A multidão enfureceu-se, e exigiram que fossem flagelados pelos torturadores. E os mártires deram graças a Deus por poderem participar de Seus Sofrimentos; Ele quem dissera “Pedi e recebereis” (João 16:24) lhes deu, conforme pediram, o padecimento que cada um havia desejado. Em seguida, Saturnino e Revogado tiveram que enfrentar um leopardo. Não sendo derrotados, foram amarrados num tablado para serem feridos até a morte por um urso, e assim entregaram suas almas a Cristo. Sátiro, por sua vez, foi amarrado a um javali, o qual acabou matando um torturador logo que foi solto e não arrastou Sátiro de forma que ele se ferisse. Então, amarraram-no e abriram a jaula do urso, mas este recusou-se a sair dela. Por isso, Sátiro foi levado de volta à cela sem ferimentos.

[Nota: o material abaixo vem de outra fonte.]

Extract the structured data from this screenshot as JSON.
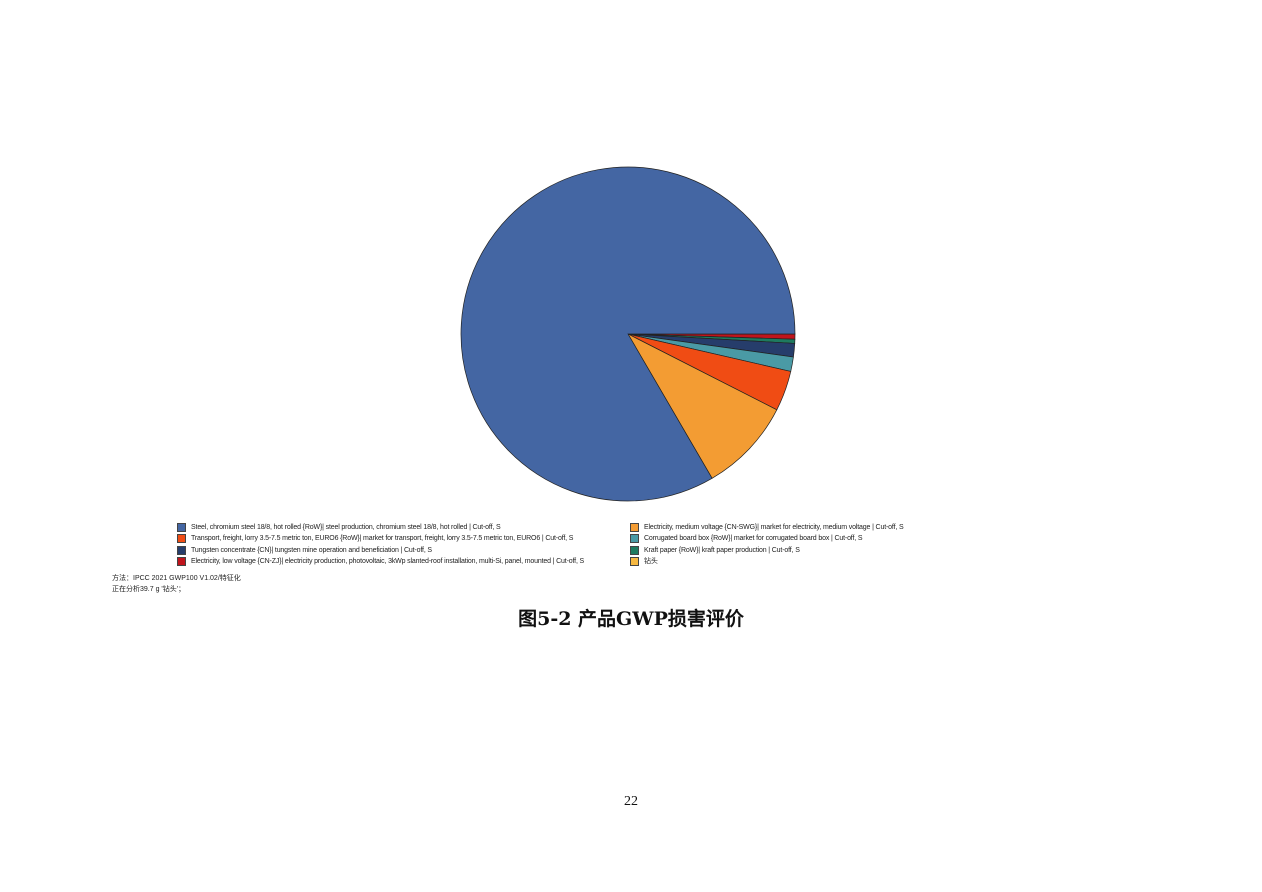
{
  "chart_data": {
    "type": "pie",
    "unit": "percent (approx.)",
    "slices": [
      {
        "name": "Steel, chromium steel 18/8, hot rolled {RoW}| steel production, chromium steel 18/8, hot rolled | Cut-off, S",
        "value": 83.4,
        "color": "#4466a3"
      },
      {
        "name": "Electricity, medium voltage {CN-SWG}| market for electricity, medium voltage | Cut-off, S",
        "value": 9.1,
        "color": "#f39c33"
      },
      {
        "name": "Transport, freight, lorry 3.5-7.5 metric ton, EURO6 {RoW}| market for transport, freight, lorry 3.5-7.5 metric ton, EURO6 | Cut-off, S",
        "value": 3.9,
        "color": "#f04c14"
      },
      {
        "name": "Corrugated board box {RoW}| market for corrugated board box | Cut-off, S",
        "value": 1.4,
        "color": "#4a9aa5"
      },
      {
        "name": "Tungsten concentrate {CN}| tungsten mine operation and beneficiation | Cut-off, S",
        "value": 1.3,
        "color": "#263d6b"
      },
      {
        "name": "Kraft paper {RoW}| kraft paper production | Cut-off, S",
        "value": 0.4,
        "color": "#1e7a5f"
      },
      {
        "name": "Electricity, low voltage {CN-ZJ}| electricity production, photovoltaic, 3kWp slanted-roof installation, multi-Si, panel, mounted | Cut-off, S",
        "value": 0.5,
        "color": "#c0141c"
      },
      {
        "name": "钻头",
        "value": 0,
        "color": "#f7b942"
      }
    ],
    "legend_position": "bottom"
  },
  "notes": {
    "method": "方法：IPCC 2021 GWP100 V1.02/特征化",
    "analyzing": "正在分析39.7 g '钻头'；"
  },
  "caption": "图5-2  产品GWP损害评价",
  "page_number": "22"
}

O uso deste animal na arena era inédito até então, mas assim foi para que Hilarião rivalizasse-as em seu sexo: as duas jovens tiveram que lidar com uma vaca. Ambas haviam sido despidas no torso, mas como Felicidade havia acabado de amamentar, as autoridades cobriram-nas com túnicas. A vaca começou a atacar Perpétua, que ao final caiu já com seu manto rasgado. Como a viúva preocupava-se mais com a decência do que com a dor, rapidamente ajeitou seus trapos para que cobrissem seu quadril. Amarrou também seus cabelos despenteados, para que não a dessem uma aparência de luto, mas sim de glória. Quando viu, Felicidade estava ferida e contorcida no chão com os golpes que a vaca lhe deu. Rapidamente correu à companheira, levantou-a e ambas ficaram juntas uma da outra. O ânimo dos espectadores apaziguou-se, e as duas foram chamadas à cela novamente.

Na era de São Zeferino, Papa de Roma.

Notas

  1. Os manuscritos mencionam o nome do bispo como sendo Optato. De fato, Santo Optato foi Bispo de Milevo na África, há menos de quatrocentos quilômetros de Cartago, porém no final do século IV, centenas de anos após o martírio de Santa Perpétua e seus companheiros. Santo Optato foi um fiel defensor da Ortodoxia que, juntamente com Santo Agostinho, Bispo de Hipona (390–430), distinguiu-se por seus escritos contra a heresia donatista, que posteriormente levou a um cisma na Sé de Cartago até a queda da África ao islã no século VII. Por conta disso, é provável que seu nome tenha sido usado como uma metonímia à Igreja de Cartago.

Referências

  • São Nicodemos, o Hagiorita (1819). Sinaxário dos doze meses do ano. Tomo segundo.